CNN autoencoder is trained on the MNIST numbers dataset for image reconstruction. Anomaly detection is carried out by calculating the Z-score. The Machine Learning framework used is Keras.
An autoencoder is a special type of neural network that is trained to copy its input to its output. An autoencoder first encodes the image into a lower dimensional latent representation, then decodes the latent representation back to an image. An autoencoder learns to compress the data while minimizing the reconstruction error.
The data set used for this project is the MNIST data set. The MNIST database (Modified National Institute of Standards and Technology database) is a large database of handwritten digits and fashion images.
The model architecture used for image reconstruction is the Convolution Neural network Autoencoder. There are two key components in an autoencoder: -Encoder: Learns how to compress the original input into a small encoding -Decoder: Learns how to restore the original data from that encoding generated by the Encoder
The encoder model consists of two convolution layers followed by a max-pooling subsampling. The 3 x 3 kernels and ReLU activations are also used. The decoder takes the tensor having the sizes of (None, 4, 4, 8) from the encoder and passes it through convolutional layers followed by up-sampling. The reconstructed tensor has the same size as that of the input image.

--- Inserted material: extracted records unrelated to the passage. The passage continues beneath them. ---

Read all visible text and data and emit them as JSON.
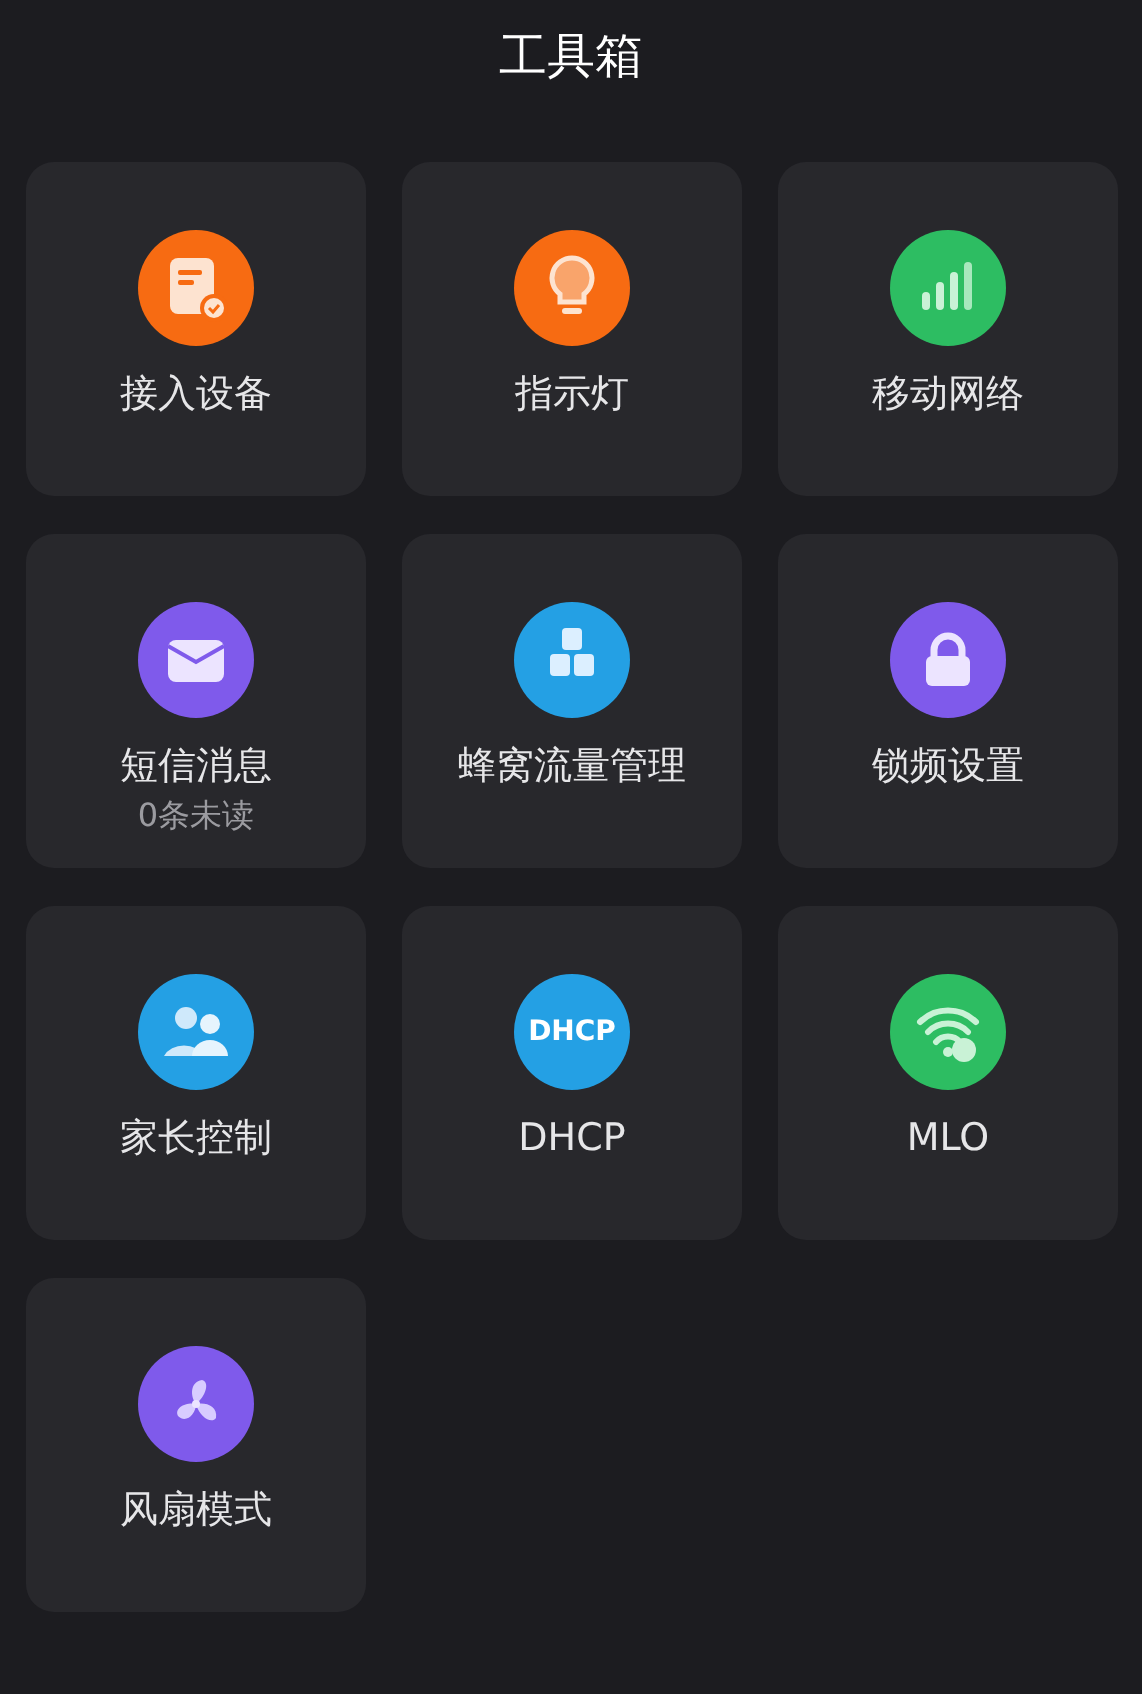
{
  "header": {
    "title": "工具箱"
  },
  "tools": [
    {
      "label": "接入设备",
      "color": "#f76b12"
    },
    {
      "label": "指示灯",
      "color": "#f76b12"
    },
    {
      "label": "移动网络",
      "color": "#2dbd62"
    },
    {
      "label": "短信消息",
      "subtitle": "0条未读",
      "color": "#7f5aeb"
    },
    {
      "label": "蜂窝流量管理",
      "color": "#24a0e4"
    },
    {
      "label": "锁频设置",
      "color": "#7f5aeb"
    },
    {
      "label": "家长控制",
      "color": "#24a0e4"
    },
    {
      "label": "DHCP",
      "icon_text": "DHCP",
      "color": "#24a0e4"
    },
    {
      "label": "MLO",
      "color": "#2dbd62"
    },
    {
      "label": "风扇模式",
      "color": "#7f5aeb"
    }
  ]
}
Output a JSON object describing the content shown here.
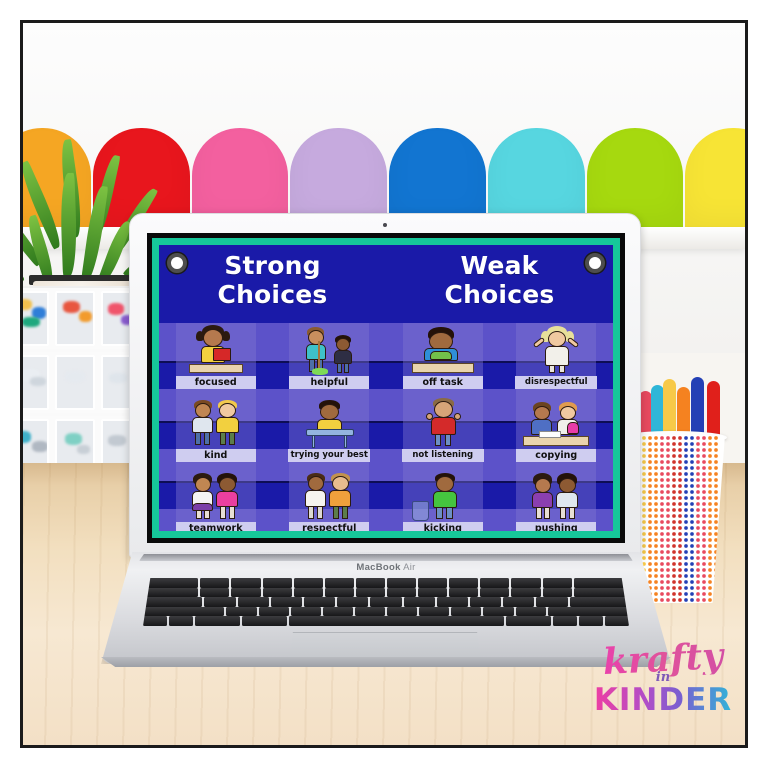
{
  "photo": {
    "scene_description": "Classroom desk photo with a MacBook Air displaying a sorting activity slide",
    "wall_banner_colors": [
      "#f5a623",
      "#e8161d",
      "#f3609f",
      "#c6aade",
      "#1275d1",
      "#57d6e0",
      "#a6d90f",
      "#f7e435"
    ],
    "desk_color": "#f2dfbf",
    "frame_color": "#1b1b1b"
  },
  "laptop": {
    "model_label_bold": "MacBook",
    "model_label_light": " Air",
    "body_color": "#dcdde0",
    "key_color": "#1a1a1c"
  },
  "slide": {
    "background_color": "#1a1aa8",
    "band_color": "#5c52c9",
    "border_color": "#16c79a",
    "caption_color": "#cfcdf0",
    "grommets": [
      "grommet-left",
      "grommet-right"
    ],
    "columns": [
      {
        "title_line1": "Strong",
        "title_line2": "Choices"
      },
      {
        "title_line1": "Weak",
        "title_line2": "Choices"
      }
    ],
    "cards": [
      {
        "label": "focused",
        "side": "strong",
        "row": 1,
        "col": 1,
        "art": "girl-reading-at-desk"
      },
      {
        "label": "helpful",
        "side": "strong",
        "row": 1,
        "col": 2,
        "art": "two-kids-sweeping"
      },
      {
        "label": "off task",
        "side": "weak",
        "row": 1,
        "col": 3,
        "art": "boy-head-down-on-desk"
      },
      {
        "label": "disrespectful",
        "side": "weak",
        "row": 1,
        "col": 4,
        "art": "girl-arms-raised"
      },
      {
        "label": "kind",
        "side": "strong",
        "row": 2,
        "col": 1,
        "art": "two-kids-hugging"
      },
      {
        "label": "trying your best",
        "side": "strong",
        "row": 2,
        "col": 2,
        "art": "boy-working-at-desk"
      },
      {
        "label": "not listening",
        "side": "weak",
        "row": 2,
        "col": 3,
        "art": "boy-covering-ears"
      },
      {
        "label": "copying",
        "side": "weak",
        "row": 2,
        "col": 4,
        "art": "two-kids-at-desk-copying"
      },
      {
        "label": "teamwork",
        "side": "strong",
        "row": 3,
        "col": 1,
        "art": "two-girls-arm-in-arm"
      },
      {
        "label": "respectful",
        "side": "strong",
        "row": 3,
        "col": 2,
        "art": "two-boys-side-by-side"
      },
      {
        "label": "kicking",
        "side": "weak",
        "row": 3,
        "col": 3,
        "art": "boy-kicking-trash-can"
      },
      {
        "label": "pushing",
        "side": "weak",
        "row": 3,
        "col": 4,
        "art": "girl-pushing-girl"
      }
    ]
  },
  "watermark": {
    "line1": "krafty",
    "line2": "in",
    "line3": "KINDER",
    "color1": "#ea3fae",
    "color2": "#7f5ab8",
    "color3": "#2fb6d8"
  },
  "props": {
    "plant": "green-fern-in-white-pot",
    "shelf": "storage-bins-with-supplies",
    "cup": "mesh-cup-with-markers",
    "marker_colors": [
      "#7e3fb5",
      "#e84a5f",
      "#2fb6d8",
      "#f7c948",
      "#f58220",
      "#2440b5",
      "#e0201b"
    ]
  }
}
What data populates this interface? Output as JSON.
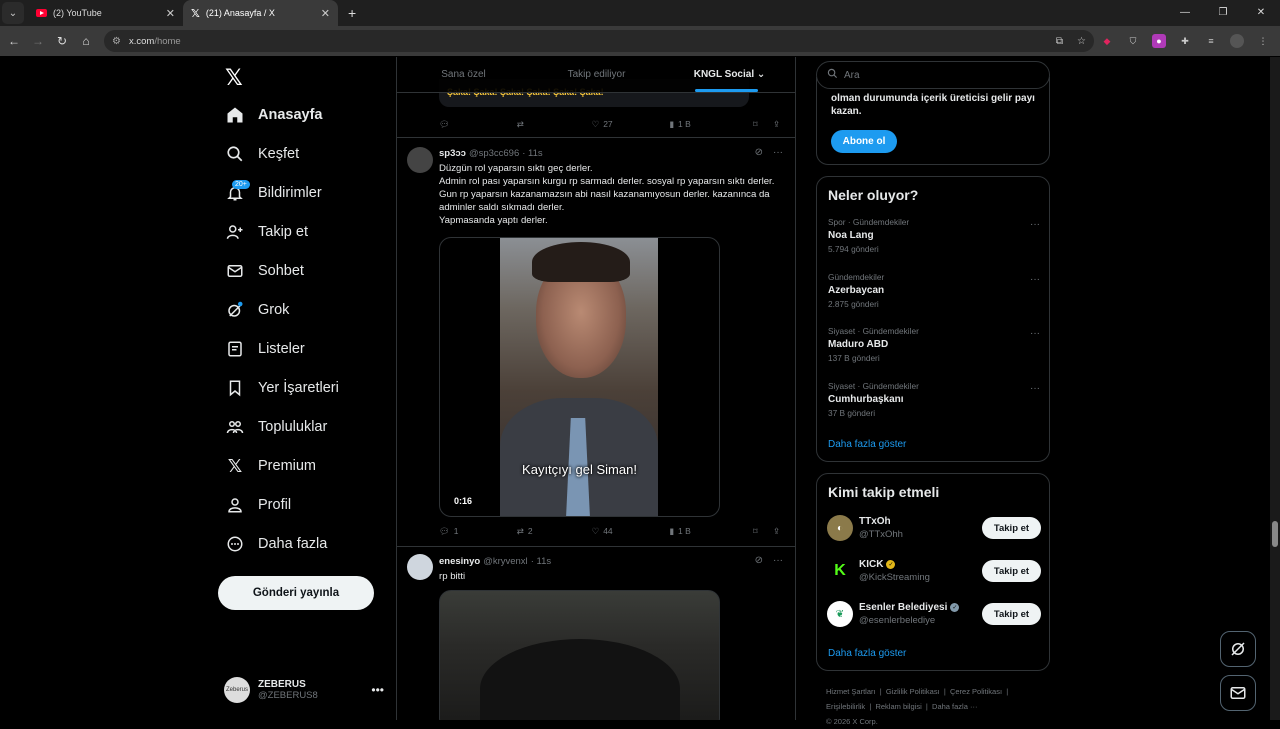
{
  "browser": {
    "tabs": [
      {
        "title": "(2) YouTube"
      },
      {
        "title": "(21) Anasayfa / X"
      }
    ],
    "url_host": "x.com",
    "url_path": "/home"
  },
  "nav": {
    "items": [
      {
        "label": "Anasayfa"
      },
      {
        "label": "Keşfet"
      },
      {
        "label": "Bildirimler",
        "badge": "20+"
      },
      {
        "label": "Takip et"
      },
      {
        "label": "Sohbet"
      },
      {
        "label": "Grok"
      },
      {
        "label": "Listeler"
      },
      {
        "label": "Yer İşaretleri"
      },
      {
        "label": "Topluluklar"
      },
      {
        "label": "Premium"
      },
      {
        "label": "Profil"
      },
      {
        "label": "Daha fazla"
      }
    ],
    "post_button": "Gönderi yayınla",
    "account": {
      "name": "ZEBERUS",
      "handle": "@ZEBERUS8",
      "avatar_text": "Zeberus"
    }
  },
  "feed": {
    "tabs": [
      {
        "label": "Sana özel"
      },
      {
        "label": "Takip ediliyor"
      },
      {
        "label": "KNGL Social"
      }
    ],
    "prev_card_text": "Şaka! Şaka! Şaka! Şaka! Şaka! Şaka!",
    "prev_stats": {
      "replies": "",
      "reposts": "",
      "likes": "27",
      "views": "1 B"
    },
    "posts": [
      {
        "name": "sp3ɔɔ",
        "handle": "@sp3cc696",
        "time": "· 11s",
        "text": "Düzgün rol yaparsın sıktı geç derler.\nAdmin rol pası yaparsın kurgu rp sarmadı derler. sosyal rp yaparsın sıktı derler. Gun rp yaparsın kazanamazsın abi nasıl kazanamıyosun derler. kazanınca da adminler saldı sıkmadı derler.\nYapmasanda yaptı derler.",
        "video_caption": "Kayıtçıyı gel Siman!",
        "video_time": "0:16",
        "stats": {
          "replies": "1",
          "reposts": "2",
          "likes": "44",
          "views": "1 B"
        }
      },
      {
        "name": "enesinyo",
        "handle": "@kryvenxl",
        "time": "· 11s",
        "text": "rp bitti"
      }
    ]
  },
  "right": {
    "search_placeholder": "Ara",
    "premium_text": "olman durumunda içerik üreticisi gelir payı kazan.",
    "subscribe_button": "Abone ol",
    "trends_title": "Neler oluyor?",
    "trends": [
      {
        "category": "Spor · Gündemdekiler",
        "title": "Noa Lang",
        "count": "5.794 gönderi"
      },
      {
        "category": "Gündemdekiler",
        "title": "Azerbaycan",
        "count": "2.875 gönderi"
      },
      {
        "category": "Siyaset · Gündemdekiler",
        "title": "Maduro ABD",
        "count": "137 B gönderi"
      },
      {
        "category": "Siyaset · Gündemdekiler",
        "title": "Cumhurbaşkanı",
        "count": "37 B gönderi"
      }
    ],
    "show_more": "Daha fazla göster",
    "who_title": "Kimi takip etmeli",
    "who": [
      {
        "name": "TTxOh",
        "handle": "@TTxOhh",
        "button": "Takip et",
        "verified": ""
      },
      {
        "name": "KICK",
        "handle": "@KickStreaming",
        "button": "Takip et",
        "verified": "gold"
      },
      {
        "name": "Esenler Belediyesi",
        "handle": "@esenlerbelediye",
        "button": "Takip et",
        "verified": "gray"
      }
    ],
    "who_show_more": "Daha fazla göster",
    "footer": [
      "Hizmet Şartları",
      "Gizlilik Politikası",
      "Çerez Politikası",
      "Erişilebilirlik",
      "Reklam bilgisi",
      "Daha fazla ···",
      "© 2026 X Corp."
    ]
  },
  "colors": {
    "accent": "#1d9bf0",
    "background": "#000000",
    "border": "#2f3336",
    "muted": "#71767b"
  }
}
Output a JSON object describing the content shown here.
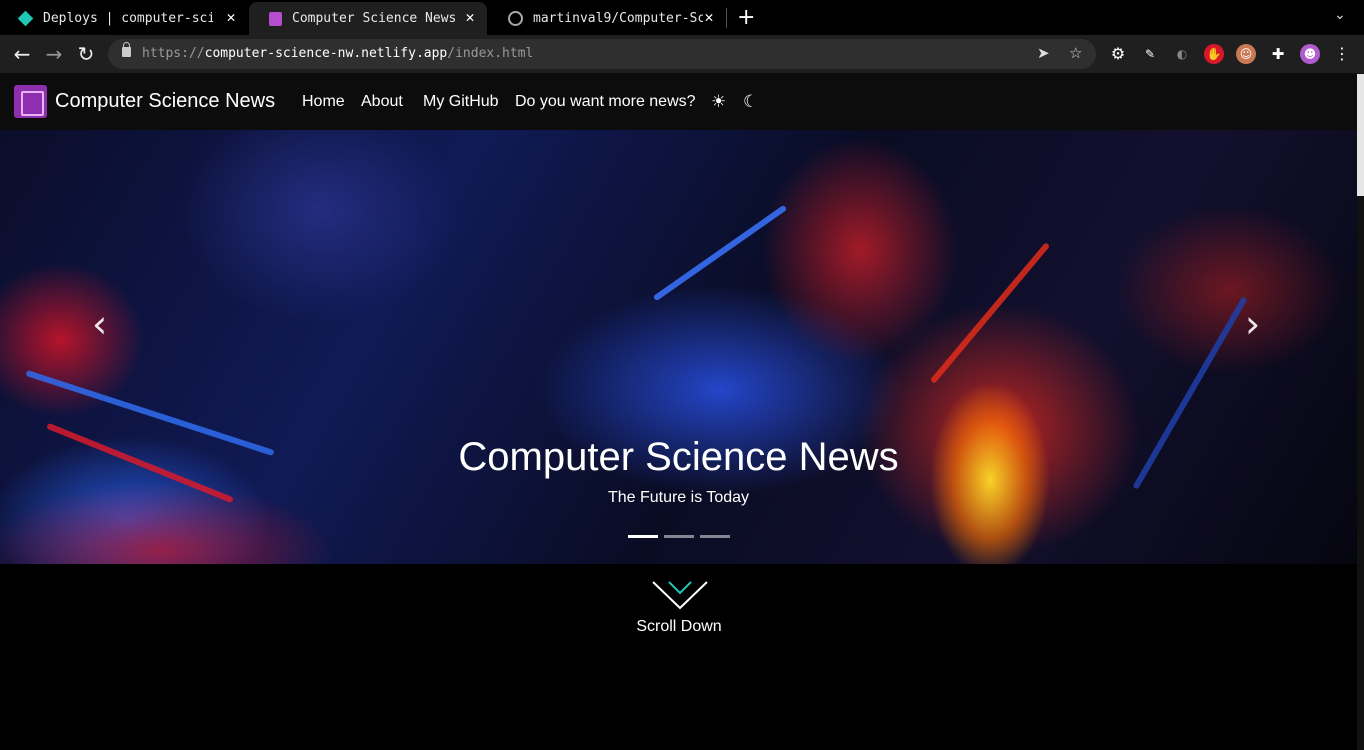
{
  "browser": {
    "tabs": [
      {
        "title": "Deploys | computer-sci",
        "favicon": "netlify-diamond-icon",
        "active": false
      },
      {
        "title": "Computer Science News",
        "favicon": "book-icon",
        "active": true
      },
      {
        "title": "martinval9/Computer-Sc",
        "favicon": "github-icon",
        "active": false
      }
    ],
    "url": {
      "scheme": "https://",
      "host": "computer-science-nw.netlify.app",
      "path": "/index.html"
    },
    "colors": {
      "tabstrip": "#000000",
      "toolbar": "#1f1f1f",
      "omnibox": "#2f2f2f"
    }
  },
  "site": {
    "brand": "Computer Science News",
    "nav": {
      "home": "Home",
      "about": "About",
      "github": "My GitHub",
      "more": "Do you want more news?"
    },
    "hero": {
      "title": "Computer Science News",
      "subtitle": "The Future is Today",
      "slide_count": 3,
      "active_slide": 1
    },
    "scroll_down": "Scroll Down",
    "colors": {
      "navbar": "#0c0c0c",
      "accent": "#1fc7b5",
      "background": "#000000"
    }
  }
}
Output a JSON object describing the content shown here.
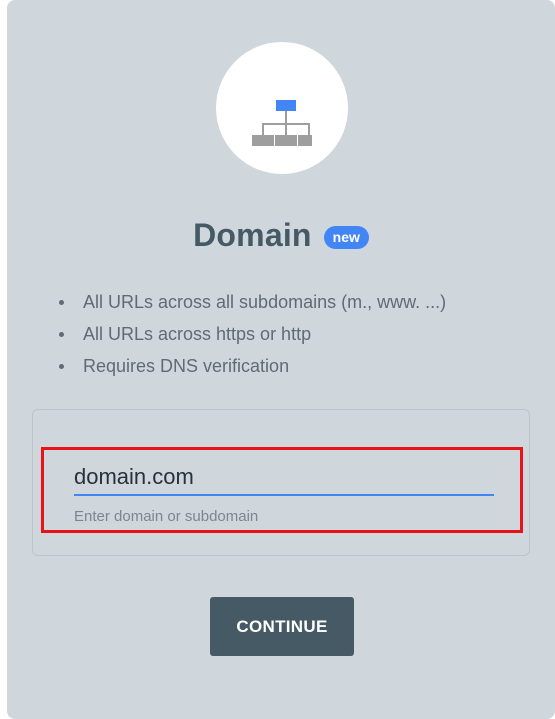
{
  "property": {
    "title": "Domain",
    "badge": "new",
    "icon": "sitemap-icon",
    "features": [
      "All URLs across all subdomains (m., www. ...)",
      "All URLs across https or http",
      "Requires DNS verification"
    ],
    "input": {
      "value": "domain.com",
      "helper_text": "Enter domain or subdomain"
    },
    "continue_label": "CONTINUE"
  },
  "colors": {
    "card_background": "#d0d7dc",
    "title": "#455a64",
    "badge": "#4285f4",
    "underline": "#4285f4",
    "button": "#455a64",
    "highlight": "#e8131a"
  }
}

CNN autoencoder is trained on the MNIST data set . Model is compiled and trained with Adam optimizer, binary cross-entropy error loss, and a batch size of 60 for 50 epochs.
As mentioned above that the MNIST handwritten digits data set has been used to carry out image reconstruction, the fashion MNIST data set has been used as an anomaly in order to perform anomaly detection and calculate the accuracy of our algorithm.
The process of anomaly detection was carried out through the calculation of Z-score. Based on the reconstruction error for each image, the Z-score is calculated using the following calculations.
mean = summation of all the reconstruction errors/ number of input image samples
standard deviation = sqrt[( reconstruction error - mean) * ( reconstruction error - mean)]
Threshold (upper limit) = mean + (3 * standard deviation)
Threshold (lower limit) = mean - (3 * standard deviation)
reconstruction error = binary cross-entropy loss between the original image and reconstructed image.
If reconstruction error < Threshold (lower limit) OR reconstruction error > Threshold (upper limit) the anomaly is
detected.
A normal distribution is used to plot the reconstruction error for all images. Through the calculations above, we calculate the Threshold.